Elina began writing “Love Come Around” in her living room, starting with the melody and a general lyrical concept.
“I’ve started to really enjoy exploring ideas by myself, and then when you find something you like you can bring it to the studio and finish it up together with someone,” she said, sharing the story behind the song.
“This past year has been a real eye-opener for a lot of people… I was dealing with a lot in my life at the time, and I sort of had to face myself in a way I hadn’t really done before. I started reflecting on a lot of things. You know, what do I really need in life? Am I happy? Am I present enough? Am I protecting my energy and am I staying true to my values? All of that stuff. Then you think of all the people who are fighting their battles, every day, everywhere.”
Due to quarantine restrictions, the music video for “Love Come Around” needed to be a small production, so Elina enlisted some help from the people closest to her. Her mother features prominently in the video, and it was directed and filmed by her close friend Hampus, a longtime collaborator.
“My mom and I are really close, and it felt really special to make such a personal video. We had a lot of fun shooting it,” she said. “We definitely had to find a way to work around the situation we’ve been in… but we really wanted to add something visually to this release, and I’m happy we found a way to make that thing work, too.”
“Love Come Around” is also Elina’s first release as an independent artist.
“A lot of things led up to making that decision, but sometimes you just need to move on from something that isn’t working for you and prioritise health and happiness,” she shared, and urged fellow musicians to pay attention to the legal intricacies of a contract. “It’s been super stressful and very scary, but I’m so grateful I get to actually do this on my own now with the help of some amazing friends.”
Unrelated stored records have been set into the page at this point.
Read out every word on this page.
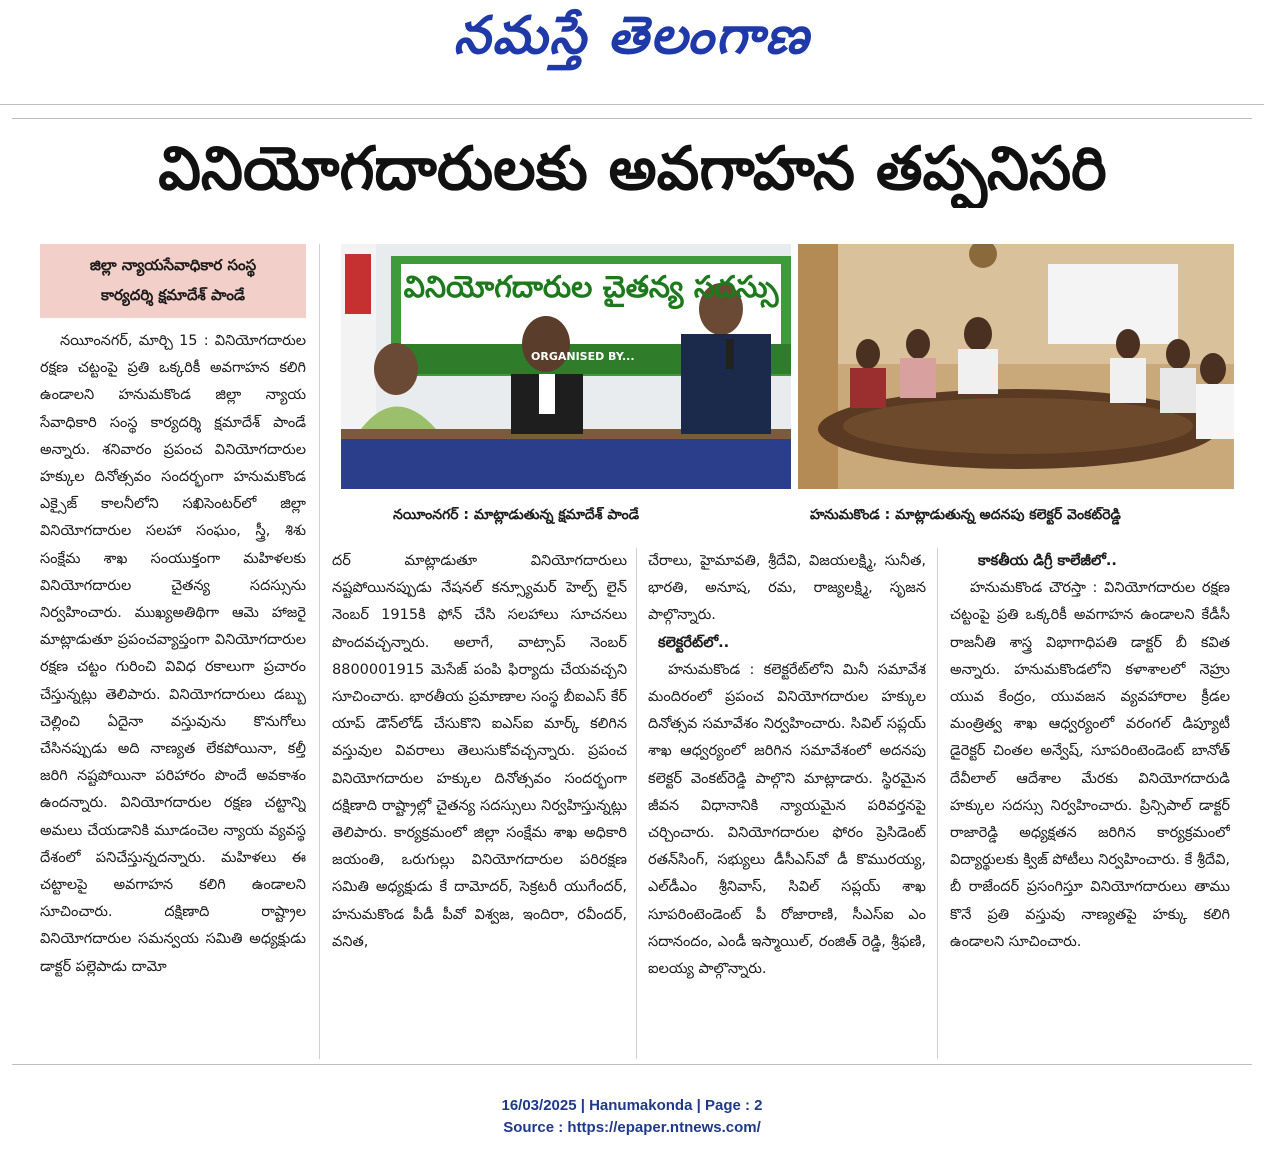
నమస్తే తెలంగాణ
వినియోగదారులకు అవగాహన తప్పనిసరి
జిల్లా న్యాయసేవాధికార సంస్థ
కార్యదర్శి క్షమాదేశ్ పాండే	వినియోగదారుల చైతన్య సదస్సు
ORGANISED BY...
నయీంనగర్ : మాట్లాడుతున్న క్షమాదేశ్ పాండే	హనుమకొండ : మాట్లాడుతున్న అదనపు కలెక్టర్ వెంకట్‌రెడ్డి

నయీంనగర్, మార్చి 15 : వినియోగదారుల రక్షణ చట్టంపై ప్రతి ఒక్కరికీ అవగాహన కలిగి ఉండాలని హనుమకొండ జిల్లా న్యాయ సేవాధికారి సంస్థ కార్యదర్శి క్షమాదేశ్ పాండే అన్నారు. శనివారం ప్రపంచ వినియోగదారుల హక్కుల దినోత్సవం సందర్భంగా హనుమకొండ ఎక్సైజ్ కాలనీలోని సఖిసెంటర్‌లో జిల్లా వినియోగదారుల సలహా సంఘం, స్త్రీ, శిశు సంక్షేమ శాఖ సంయుక్తంగా మహిళలకు వినియోగదారుల చైతన్య సదస్సును నిర్వహించారు. ముఖ్యఅతిథిగా ఆమె హాజరై మాట్లాడుతూ ప్రపంచవ్యాప్తంగా వినియోగదారుల రక్షణ చట్టం గురించి వివిధ రకాలుగా ప్రచారం చేస్తున్నట్లు తెలిపారు. వినియోగదారులు డబ్బు చెల్లించి ఏదైనా వస్తువును కొనుగోలు చేసినప్పుడు అది నాణ్యత లేకపోయినా, కల్తీ జరిగి నష్టపోయినా పరిహారం పొందే అవకాశం ఉందన్నారు. వినియోగదారుల రక్షణ చట్టాన్ని అమలు చేయడానికి మూడంచెల న్యాయ వ్యవస్థ దేశంలో పనిచేస్తున్నదన్నారు. మహిళలు ఈ చట్టాలపై అవగాహన కలిగి ఉండాలని సూచించారు. దక్షిణాది రాష్ట్రాల వినియోగదారుల సమన్వయ సమితి అధ్యక్షుడు డాక్టర్ పల్లెపాడు దామో

దర్ మాట్లాడుతూ వినియోగదారులు నష్టపోయినప్పుడు నేషనల్ కన్స్యూమర్ హెల్ప్ లైన్ నెంబర్ 1915కి ఫోన్ చేసి సలహాలు సూచనలు పొందవచ్చన్నారు. అలాగే, వాట్సాప్ నెంబర్ 8800001915 మెసేజ్ పంపి ఫిర్యాదు చేయవచ్చని సూచించారు. భారతీయ ప్రమాణాల సంస్థ బీఐఎస్ కేర్ యాప్ డౌన్‌లోడ్ చేసుకొని ఐఎస్ఐ మార్క్ కలిగిన వస్తువుల వివరాలు తెలుసుకోవచ్చన్నారు. ప్రపంచ వినియోగదారుల హక్కుల దినోత్సవం సందర్భంగా దక్షిణాది రాష్ట్రాల్లో చైతన్య సదస్సులు నిర్వహిస్తున్నట్లు తెలిపారు. కార్యక్రమంలో జిల్లా సంక్షేమ శాఖ అధికారి జయంతి, ఒరుగుల్లు వినియోగదారుల పరిరక్షణ సమితి అధ్యక్షుడు కే దామోదర్, సెక్రటరీ యుగేందర్, హనుమకొండ పీడీ పీవో విశ్వజ, ఇందిరా, రవీందర్, వనిత,

చేరాలు, హైమావతి, శ్రీదేవి, విజయలక్ష్మి, సునీత, భారతి, అనూష, రమ, రాజ్యలక్ష్మి, సృజన పాల్గొన్నారు.

కలెక్టరేట్‌లో..

హనుమకొండ : కలెక్టరేట్‌లోని మినీ సమావేశ మందిరంలో ప్రపంచ వినియోగదారుల హక్కుల దినోత్సవ సమావేశం నిర్వహించారు. సివిల్ సప్లయ్ శాఖ ఆధ్వర్యంలో జరిగిన సమావేశంలో అదనపు కలెక్టర్ వెంకట్‌రెడ్డి పాల్గొని మాట్లాడారు. స్థిరమైన జీవన విధానానికి న్యాయమైన పరివర్తనపై చర్చించారు. వినియోగదారుల ఫోరం ప్రెసిడెంట్ రతన్‌సింగ్, సభ్యులు డీసీఎస్‌వో డీ కొమురయ్య, ఎల్‌డీఎం శ్రీనివాస్, సివిల్ సప్లయ్ శాఖ సూపరింటెండెంట్ పీ రోజారాణి, సీఎస్‌ఐ ఎం సదానందం, ఎండీ ఇస్మాయిల్, రంజిత్ రెడ్డి, శ్రీఫణి, ఐలయ్య పాల్గొన్నారు.

కాకతీయ డిగ్రీ కాలేజీలో..

హనుమకొండ చౌరస్తా : వినియోగదారుల రక్షణ చట్టంపై ప్రతి ఒక్కరికీ అవగాహన ఉండాలని కేడీసీ రాజనీతి శాస్త్ర విభాగాధిపతి డాక్టర్ బీ కవిత అన్నారు. హనుమకొండలోని కళాశాలలో నెహ్రు యువ కేంద్రం, యువజన వ్యవహారాల క్రీడల మంత్రిత్వ శాఖ ఆధ్వర్యంలో వరంగల్ డిప్యూటీ డైరెక్టర్ చింతల అన్వేష్, సూపరింటెండెంట్ బానోత్ దేవీలాల్ ఆదేశాల మేరకు వినియోగదారుడి హక్కుల సదస్సు నిర్వహించారు. ప్రిన్సిపాల్ డాక్టర్ రాజారెడ్డి అధ్యక్షతన జరిగిన కార్యక్రమంలో విద్యార్థులకు క్విజ్ పోటీలు నిర్వహించారు. కే శ్రీదేవి, బీ రాజేందర్ ప్రసంగిస్తూ వినియోగదారులు తాము కొనే ప్రతి వస్తువు నాణ్యతపై హక్కు కలిగి ఉండాలని సూచించారు.

16/03/2025 | Hanumakonda | Page : 2
Source : https://epaper.ntnews.com/
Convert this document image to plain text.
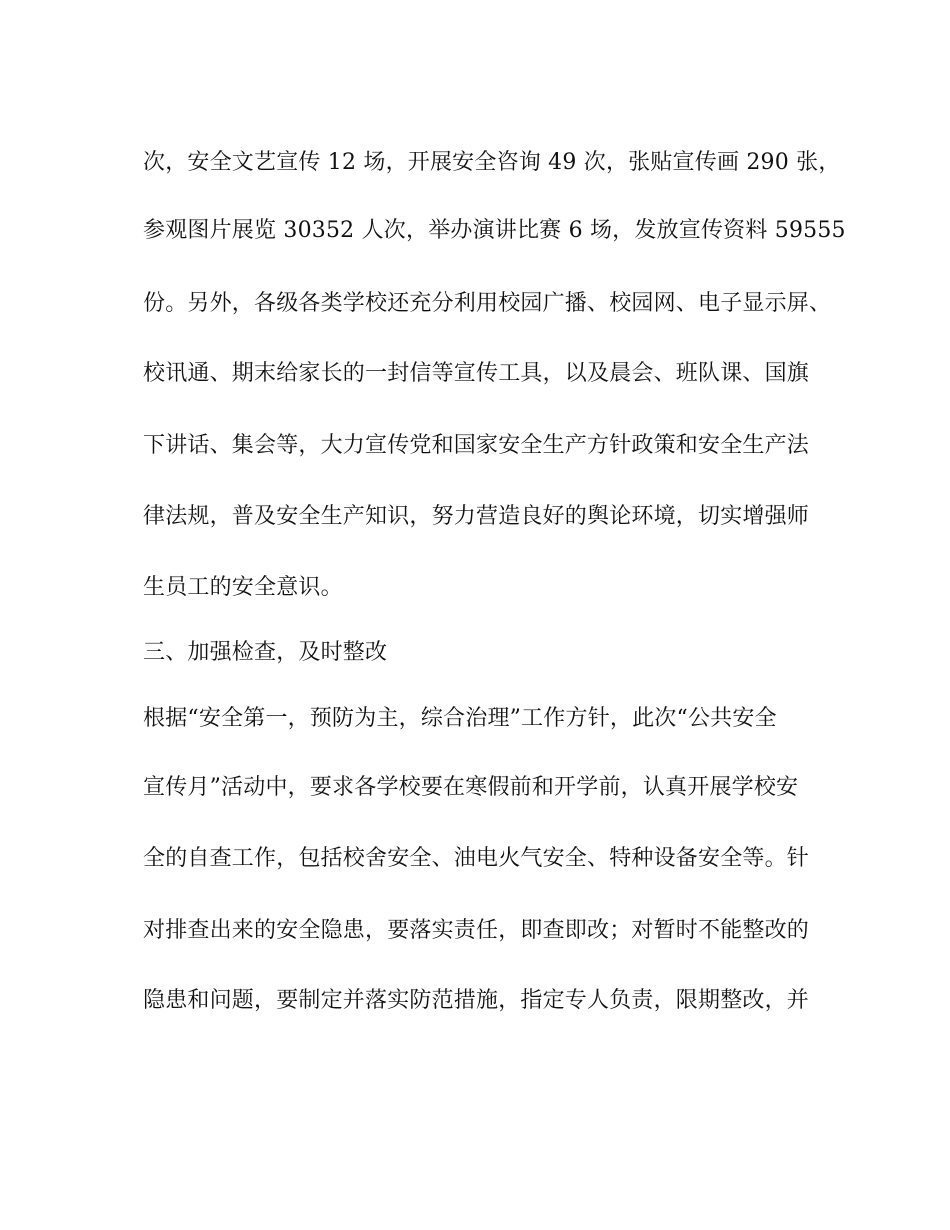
次，安全文艺宣传 12 场，开展安全咨询 49 次，张贴宣传画 290 张，
参观图片展览 30352 人次，举办演讲比赛 6 场，发放宣传资料 59555
份。另外，各级各类学校还充分利用校园广播、校园网、电子显示屏、
校讯通、期末给家长的一封信等宣传工具，以及晨会、班队课、国旗
下讲话、集会等，大力宣传党和国家安全生产方针政策和安全生产法
律法规，普及安全生产知识，努力营造良好的舆论环境，切实增强师
生员工的安全意识。
三、加强检查，及时整改
根据“安全第一，预防为主，综合治理”工作方针，此次“公共安全
宣传月”活动中，要求各学校要在寒假前和开学前，认真开展学校安
全的自查工作，包括校舍安全、油电火气安全、特种设备安全等。针
对排查出来的安全隐患，要落实责任，即查即改；对暂时不能整改的
隐患和问题，要制定并落实防范措施，指定专人负责，限期整改，并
Elina has recently begun working on a new project in the studio (an environment she hasn’t been in since pre-COVID times) with two close friends, and says that although she wasn’t particularly productive during lockdown (who was?), she’s devoted herself to improving her personal well-being. She promises that the project’s songs will be “the best ones yet,” and hopes to see it wrapped up by December.
“It’s really hard to stay true to your vision without being affected by opinions and expectations,” she said. “I want to be proud of the music I’m making and I want it to be meaningful to people. I found so much comfort and happiness in music growing up, and to be able to give that to people now and in the future is such a beautiful thing. With that, all the other [things] are bonuses.”